I was brought up with the belief that the way to a man's heart was indeed through his stomach (NOT through the chest wall with a large knife). I couldn't cook well at all when young, and I thought I'd never get a man unless I could. As it turns out I married a man who's a picky eater whose God is not his belly.

The sitbynellie method is how I have learned to cook over the years, not so much from cookbooks, but from my family, and at school, and from my friends and in-laws. Tom's 94 year-old mother is the best cook I ever saw, and taught me a lot about good, simple cooking, the importance of what you put in your stomach, the wisdom of getting the very best ingredients you can afford, local if possible, and who has been buying 'organic' for decades, at a time when it was regarded as being only for hippies and cranks.

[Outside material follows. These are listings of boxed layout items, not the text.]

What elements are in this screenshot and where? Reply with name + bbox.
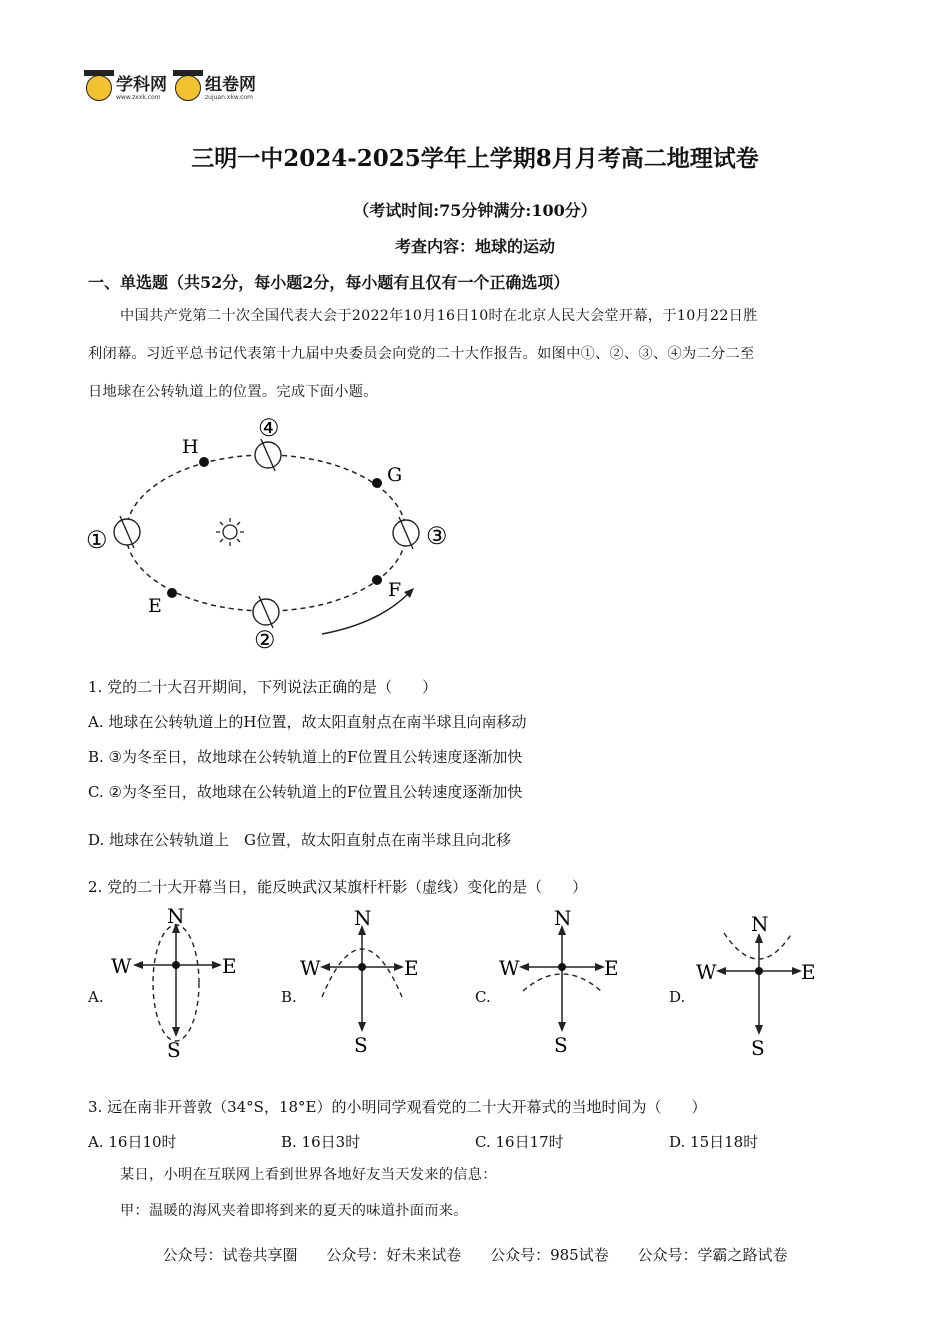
label-e: E	[148, 595, 162, 617]
footer-item: 公众号：985试卷	[490, 1246, 609, 1264]
orbit-ellipse	[126, 455, 406, 611]
dir-e: E	[222, 954, 237, 978]
q2-option-d-label[interactable]: D.	[669, 988, 686, 1006]
footer	[0, 1244, 950, 1265]
site-logo	[86, 70, 256, 106]
q2-option-c-label[interactable]: C.	[475, 988, 491, 1006]
logo-url-2: zujuan.xkw.com	[205, 94, 253, 101]
q2-option-c-diagram	[493, 905, 633, 1060]
q2-option-b-label[interactable]: B.	[281, 988, 297, 1006]
dir-e: E	[604, 956, 619, 980]
dir-w: W	[499, 956, 520, 980]
question-1-stem: 1. 党的二十大召开期间，下列说法正确的是（ ）	[88, 678, 438, 696]
passage-2-line-1: 某日，小明在互联网上看到世界各地好友当天发来的信息：	[120, 1167, 497, 1183]
dir-e: E	[404, 956, 419, 980]
intro-paragraph	[88, 297, 868, 411]
q1-option-b[interactable]: B. ③为冬至日，故地球在公转轨道上的F位置且公转速度逐渐加快	[88, 748, 523, 766]
exam-title: 三明一中2024-2025学年上学期8月月考高二地理试卷	[191, 145, 759, 172]
exam-info: （考试时间:75分钟满分:100分）	[353, 201, 597, 220]
logo-url-1: www.zxxk.com	[116, 94, 161, 101]
q3-option-b[interactable]: B. 16日3时	[281, 1133, 361, 1151]
mascot-icon	[86, 75, 112, 101]
q2-option-a-label[interactable]: A.	[88, 988, 104, 1006]
dir-w: W	[300, 956, 321, 980]
dir-n: N	[751, 912, 769, 936]
mascot-icon	[175, 75, 201, 101]
q1-option-d[interactable]: D. 地球在公转轨道上 G位置，故太阳直射点在南半球且向北移	[88, 831, 512, 849]
passage-2	[88, 1157, 868, 1229]
label-pos-2: ②	[254, 626, 276, 654]
q1-option-c[interactable]: C. ②为冬至日，故地球在公转轨道上的F位置且公转速度逐渐加快	[88, 783, 523, 801]
label-pos-4: ④	[258, 414, 280, 442]
exam-scope: 考查内容：地球的运动	[394, 237, 555, 256]
label-pos-1: ①	[86, 526, 108, 554]
dir-s: S	[751, 1036, 765, 1060]
q2-option-d-diagram	[688, 905, 828, 1060]
label-h: H	[182, 436, 199, 458]
footer-item: 公众号：学霸之路试卷	[637, 1246, 788, 1264]
dir-n: N	[354, 906, 372, 930]
intro-line-3: 日地球在公转轨道上的位置。完成下面小题。	[88, 384, 378, 400]
logo-brand-2	[205, 75, 256, 101]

(Having said all that, I have to say also that I am diabetic and lactose-intolerant so a lot of the recipes I have I can nowadays only make for others, unless I can modify them. Ironic, huh.)

Anyway, this soapbox will not be all about cookery, but I may muse upon many things, and maybe not very cleverly or stylishly. I'm new to the blogging scene, so I'm 'sitting by Nellie' reading and learning from all the rest of you.

Roast Guinea Fowl

Serves 2 generously, and with leftovers

2 oz. butter
5 cloves of garlic, minced, or more to taste
1 tsp. dried Italian-style herbs, or more to taste
zest and juice of ½ lemon
salt and pepper, to taste
1 Guinea fowl, about 1.3 kg.
4 rashers (slices) of smoked bacon
1 tsp. all-purpose flour


In a bowl, combine the first five ingredients. It helps if the butter is softened first.

Preheat the oven to Gas Mark 6/200C/400F. Take the guinea fowl, and using the fingers, gently loosen the skin over the breast and push the butter underneath. Rub some on the bird as well. Cover the bird completely with the bacon.

Take an appropriately-sized roasting bag, and put in the flour. Holding the bag closed, shake it about to dust the inside. Place the bird carefully into the bag, and tie the opening tightly with kitchen string or the supplied tier-upper. Snip a tiny corner off the bag, then place the bird in its bag on a rack in a roasting tin, and roast for 1 hour 10 minutes, or until cooked through. (The general rule of thumb is the same as for chicken – 20 minutes per lb. plus an extra 20 minutes.)

Carve up and serve with vegetables of choice!

1 comment:

  1. Great blog S,very fun read. Hope to see more. I'm following you.